Tamanho desespero o fez cogitar o corte da mensalidade do curso de pedagogia da filha, que custa R$ 600. “Voltei atrás dessa decisão porque quero um futuro melhor para ela. Mas não vou ter outra opção. Terei que reduzir despesas em outros serviços”, explicou. A solução, prevê, será a eliminação de gastos com telefonia fixa e internet. Além disso, vai procurar um emprego informal para compor renda. “Minha mulher está desempregada e, nessas condições, não teremos dinheiro nem para honrar os compromissos de água e luz. Vou tentar algum bico para tirar um extra ao fim do mês”, disse Gildásio, que se desdobrará para colocar comida à mesa com o vale alimentação, de R$ 900.
Ele convivia com R$ 220, mas, para cobrir o rombo do fundo de previdência, ele terá descontado no salário R$ 215 para contribuir com o plano BD Saldado, um dos planos do Postalis. Criado em 1981, o plano foi fechado em 2005 para a entrada de novos participantes, e saldado compulsoriamente três anos depois. Os mais de 71 mil trabalhadores terão de pagar até 24,28% sobre o valor dos benefícios dos participantes ativos do plano deficitário. O outro plano, PostalPrev, foi instituído em 2008, mas não teve alteração nos valores de contribuições.
Clima de revolta
Insatisfeito com a situação, o Sindicato dos Trabalhadores nas Empresas de Correios, Telégrafos e Similares do Estado de Minas Gerais (Sintect) reuniu 5 mil cartas de trabalhadores dos Correios no estado contrários à decisão da estatal de fazer o desconto do adicional para cobrir o rombo do Postalis no contracheque durante 15 anos e meio.
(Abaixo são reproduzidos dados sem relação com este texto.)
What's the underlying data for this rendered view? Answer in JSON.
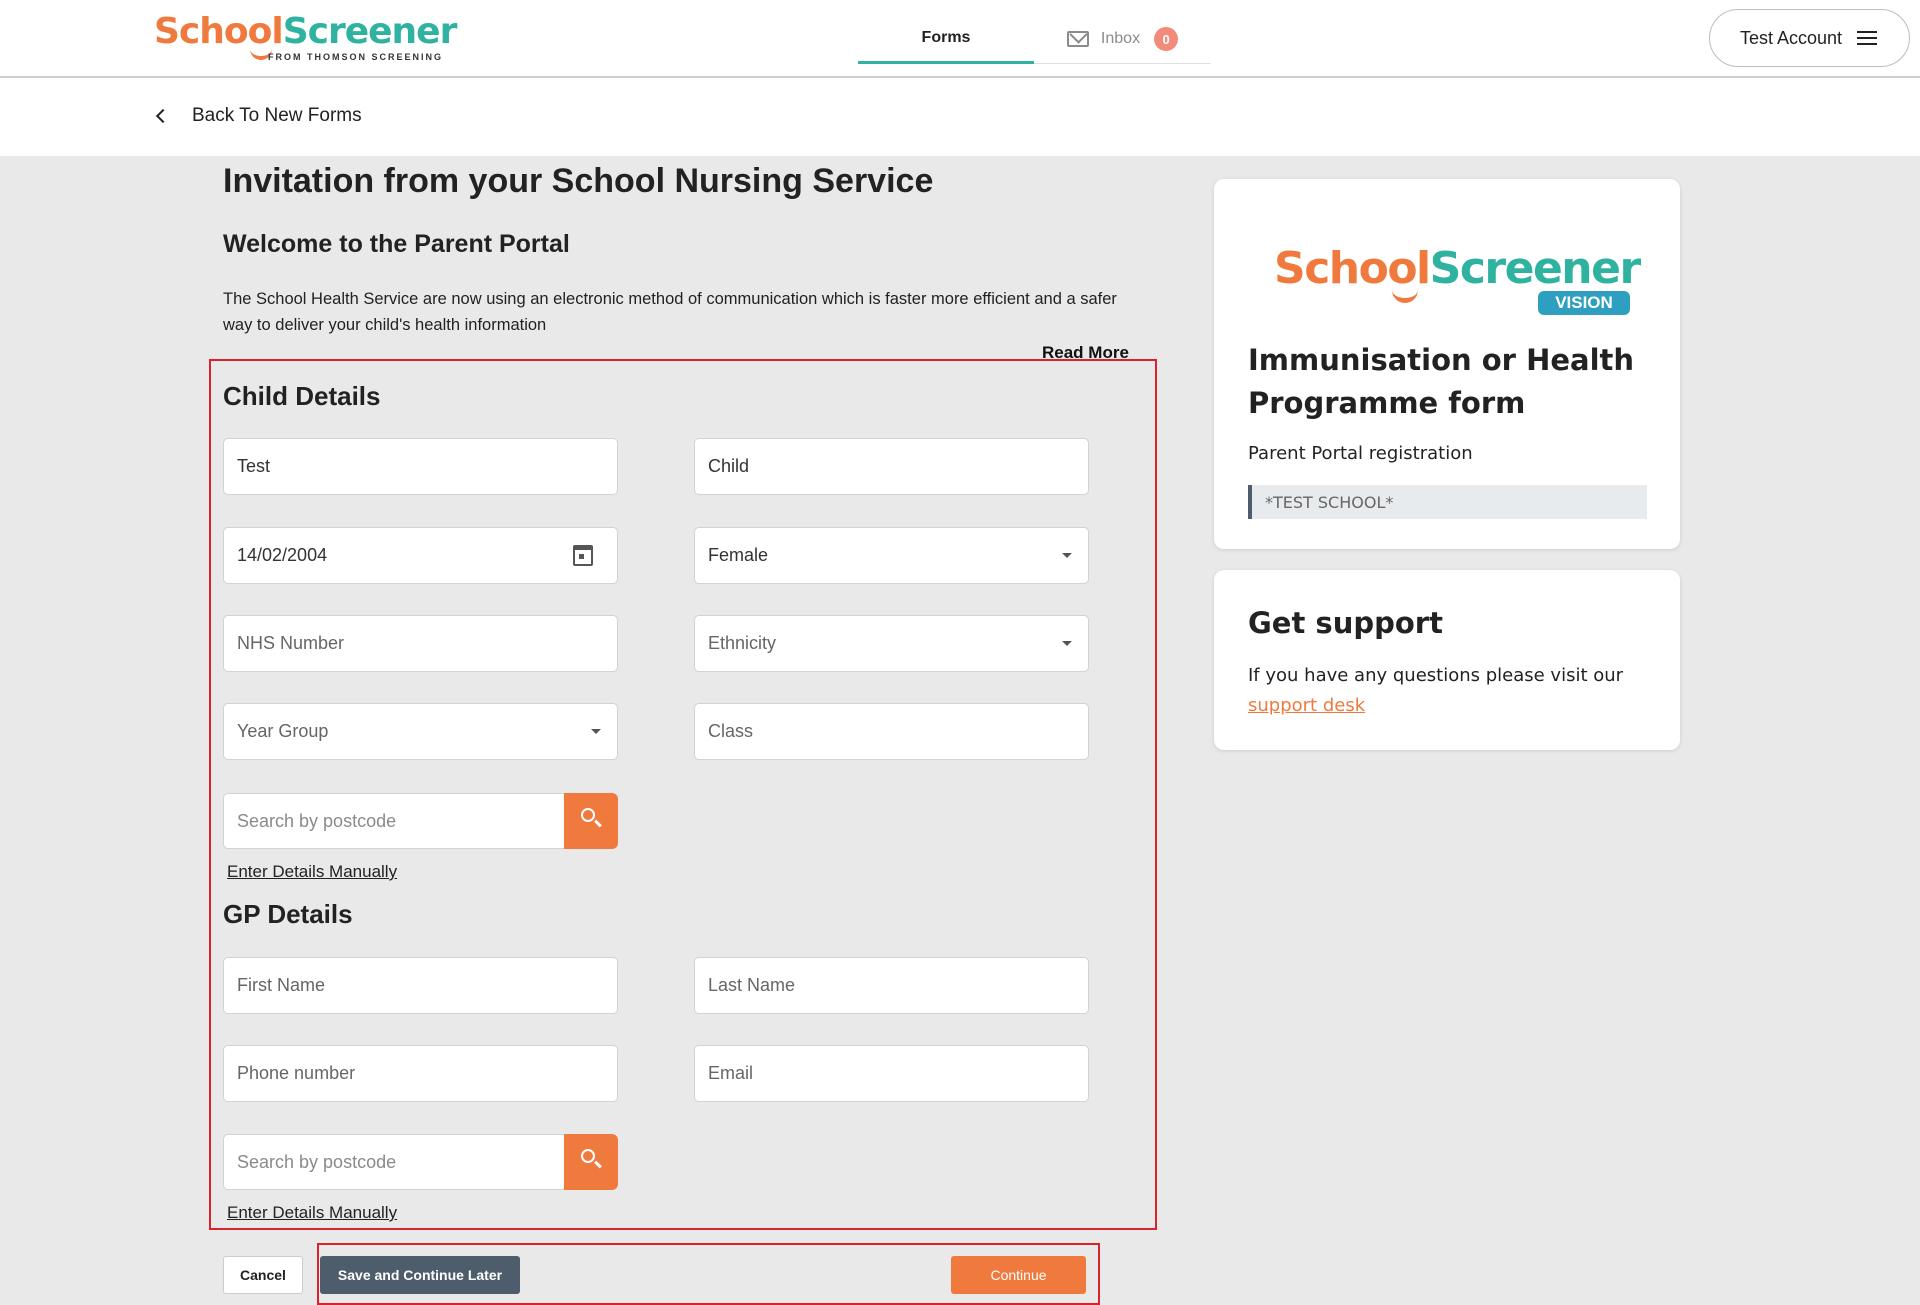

O Sintect é uma das entidades em Minas que representa 9 mil dos 17 mil trabalhadores dos Correios no estado. Segundo a entidade, a revolta é muito grande entre os funcionários e é por meio de uma batalha judicial, de cunho nacional, que os trabalhadores tentam evitar que o desconto ocorra. “Desde 2008, quando houve um rombo de R$ 3,9 bilhões, também cometido por conselheiros, os funcionários pagam um percentual de 3, 98% descontado em constracheque para cobrir o dinheiro aplicado de forma errônea”, comenta a diretora da Sintect, Irani Fernandes Leandro.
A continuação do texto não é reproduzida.